To determined whether ANKER, the building's managing agent, should be dismissed from this case requires an analysis of whether it is an "agent for such work" within the meaning of Labor law 241(6).

In a recent case, the First Department explained when a managing agent of a cooperative apartment building can be held liable on a plaintiff's claim under the Labor Law: "Statutory agency turns on the authority to supervise and control the employee . . . and "[o]nly upon obtaining the authority to supervise and control does the third party fall within the class of those having nondelegable liability as an agent under sections 240 and 241" (Russin v Louis N. Picciano Son, 54 NY2d 311, 318, 429 NE2d 805, 445 NYS2d 127)." Voultepsis v. Gumley-Haft-Klierer, Inc., 2009 NY Slip. Op. 1919, 1 (1st Dept. March 2009).

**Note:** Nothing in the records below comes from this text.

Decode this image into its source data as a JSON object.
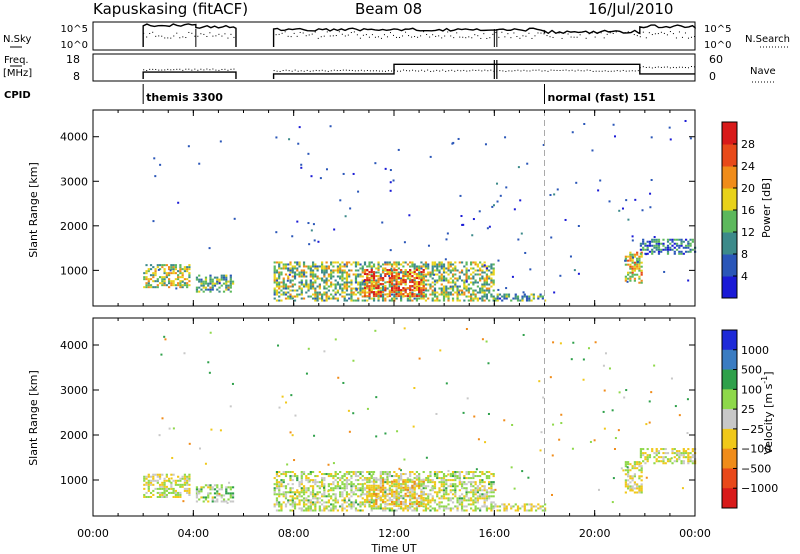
{
  "header": {
    "station": "Kapuskasing (fitACF)",
    "beam": "Beam 08",
    "date": "16/Jul/2010"
  },
  "strips": {
    "nsky_label": "N.Sky",
    "nsky_ticks": [
      "10^5",
      "10^0"
    ],
    "nsearch_label": "N.Search",
    "freq_label_1": "Freq.",
    "freq_label_2": "[MHz]",
    "freq_ticks": [
      "18",
      "8"
    ],
    "nave_ticks": [
      "60",
      "0"
    ],
    "nave_label": "Nave",
    "cpid_label": "CPID",
    "cpid_entries": [
      {
        "label": "themis 3300",
        "start_hour": 2.0
      },
      {
        "label": "normal (fast) 151",
        "start_hour": 18.0
      }
    ]
  },
  "axes": {
    "ylabel": "Slant Range [km]",
    "xlabel": "Time UT",
    "y_ticks": [
      "1000",
      "2000",
      "3000",
      "4000"
    ],
    "x_ticks": [
      "00:00",
      "04:00",
      "08:00",
      "12:00",
      "16:00",
      "20:00",
      "00:00"
    ]
  },
  "colorbars": {
    "power_label": "Power [dB]",
    "power_ticks": [
      "4",
      "8",
      "12",
      "16",
      "20",
      "24",
      "28"
    ],
    "velocity_label": "Velocity [m s",
    "velocity_sup": "-1",
    "velocity_label_end": "]",
    "velocity_ticks": [
      "1000",
      "500",
      "100",
      "25",
      "−25",
      "−100",
      "−500",
      "−1000"
    ]
  },
  "chart_data": {
    "type": "heatmap",
    "x_range_hours": [
      0,
      24
    ],
    "y_range_km": [
      200,
      4600
    ],
    "x_tick_hours": [
      0,
      4,
      8,
      12,
      16,
      20,
      24
    ],
    "y_tick_km": [
      1000,
      2000,
      3000,
      4000
    ],
    "power_scale_db": [
      0,
      30
    ],
    "velocity_scale_ms": [
      -1000,
      1000
    ],
    "power_colors": [
      "#1a1ad6",
      "#2a56b8",
      "#3c8a8a",
      "#5cb85c",
      "#e8d21a",
      "#f08c1a",
      "#e84a1a",
      "#d81a1a"
    ],
    "velocity_colors": [
      "#1e2ad8",
      "#3a7cc2",
      "#2ea04a",
      "#8ed84a",
      "#c8c8c8",
      "#f0c81a",
      "#f08c1a",
      "#e8481a",
      "#d81a1a"
    ],
    "data_gaps_hours": [
      [
        0,
        2.0
      ],
      [
        5.7,
        7.2
      ]
    ],
    "echo_regions": [
      {
        "t_start": 2.0,
        "t_end": 3.8,
        "range_start_km": 600,
        "range_end_km": 1100,
        "power_db": 15,
        "velocity_ms": 0
      },
      {
        "t_start": 4.1,
        "t_end": 5.6,
        "range_start_km": 500,
        "range_end_km": 900,
        "power_db": 12,
        "velocity_ms": 50
      },
      {
        "t_start": 7.2,
        "t_end": 16.0,
        "range_start_km": 300,
        "range_end_km": 1200,
        "power_db": 14,
        "velocity_ms": 20
      },
      {
        "t_start": 10.8,
        "t_end": 13.2,
        "range_start_km": 400,
        "range_end_km": 1000,
        "power_db": 24,
        "velocity_ms": -50
      },
      {
        "t_start": 16.0,
        "t_end": 18.0,
        "range_start_km": 300,
        "range_end_km": 450,
        "power_db": 10,
        "velocity_ms": 0
      },
      {
        "t_start": 21.2,
        "t_end": 21.9,
        "range_start_km": 700,
        "range_end_km": 1400,
        "power_db": 18,
        "velocity_ms": 0
      },
      {
        "t_start": 21.8,
        "t_end": 24.0,
        "range_start_km": 1350,
        "range_end_km": 1700,
        "power_db": 8,
        "velocity_ms": 0
      }
    ]
  }
}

The evidence presented herein as to the "oversight and control of the work" is that it was Plaintiff's employer, Dominic Marchese who "explained [to VALDOVINOS] what [work he] had to do", who checked Plaintiff's work while he was there in the subject apartment, and who provided Plaintiff's tools, including the subject table saw (VALDOVINOS EBT, p. 24-27). The building's managing agent did not have a role in monitoring this renovation project, and never even entered the apartment in connection with the work. (Ferrara EBT, p. 36).

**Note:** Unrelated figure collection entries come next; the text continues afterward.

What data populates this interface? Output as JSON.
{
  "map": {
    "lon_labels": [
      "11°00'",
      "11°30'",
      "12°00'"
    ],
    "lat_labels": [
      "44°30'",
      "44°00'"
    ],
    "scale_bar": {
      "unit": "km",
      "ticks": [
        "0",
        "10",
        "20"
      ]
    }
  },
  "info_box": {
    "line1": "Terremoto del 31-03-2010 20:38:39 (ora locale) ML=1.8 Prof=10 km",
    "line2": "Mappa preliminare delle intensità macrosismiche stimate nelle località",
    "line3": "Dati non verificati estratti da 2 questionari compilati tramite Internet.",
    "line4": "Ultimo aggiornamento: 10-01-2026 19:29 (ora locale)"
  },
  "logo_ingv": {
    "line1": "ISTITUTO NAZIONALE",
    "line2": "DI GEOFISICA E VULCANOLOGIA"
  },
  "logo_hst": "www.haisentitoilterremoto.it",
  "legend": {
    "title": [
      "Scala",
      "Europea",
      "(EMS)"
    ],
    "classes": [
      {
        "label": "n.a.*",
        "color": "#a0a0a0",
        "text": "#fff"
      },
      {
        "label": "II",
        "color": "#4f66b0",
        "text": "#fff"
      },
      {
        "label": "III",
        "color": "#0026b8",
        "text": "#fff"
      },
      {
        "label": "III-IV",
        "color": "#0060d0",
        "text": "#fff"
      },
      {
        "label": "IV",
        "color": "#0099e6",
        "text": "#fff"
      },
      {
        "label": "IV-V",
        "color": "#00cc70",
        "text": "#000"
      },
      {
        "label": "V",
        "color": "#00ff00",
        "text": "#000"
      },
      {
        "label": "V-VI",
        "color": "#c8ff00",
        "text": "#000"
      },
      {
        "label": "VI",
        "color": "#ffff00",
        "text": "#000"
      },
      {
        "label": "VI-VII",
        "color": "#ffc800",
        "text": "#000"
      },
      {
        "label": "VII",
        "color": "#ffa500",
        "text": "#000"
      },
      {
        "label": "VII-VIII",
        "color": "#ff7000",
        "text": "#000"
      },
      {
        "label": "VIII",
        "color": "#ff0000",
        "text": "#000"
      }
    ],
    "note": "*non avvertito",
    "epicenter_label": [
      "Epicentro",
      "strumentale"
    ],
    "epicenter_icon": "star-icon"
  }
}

Under the circumstances, ANKER's motion to dismiss the Labor Law 241(6) claims is granted. The remainder of ANKER's motion, which seeks indemnification against BEAUDIN is deemed moot.

SHORE ROAD's Indemnification Claim Against BEAUDIN

In the event that SHORE ROAD is found liable to Plaintiff pursuant to the Labor Law 241(6) claim, SHORE ROAD seeks indemnification from BEAUDIN. It is not disputed that SHORE ROAD would be entitled to indemnification to the extent of the policy limits of BEAUDIN's Allstate insurance policy; and, to this extent, this portion of SHORE ROAD's motion is granted, without opposition.

In sum, Defendant SHORE ROAD's motion for summary judgment is denied with respect to Plaintiff GERARDO VALDOVINOS' Labor Law 241(6) cause of action. The remainder of SHORE ROAD's motion is granted without opposition. However, ANKER is granted summary judgment and this action is dismissed against ANKER.

This constitutes the decision and order of this Court.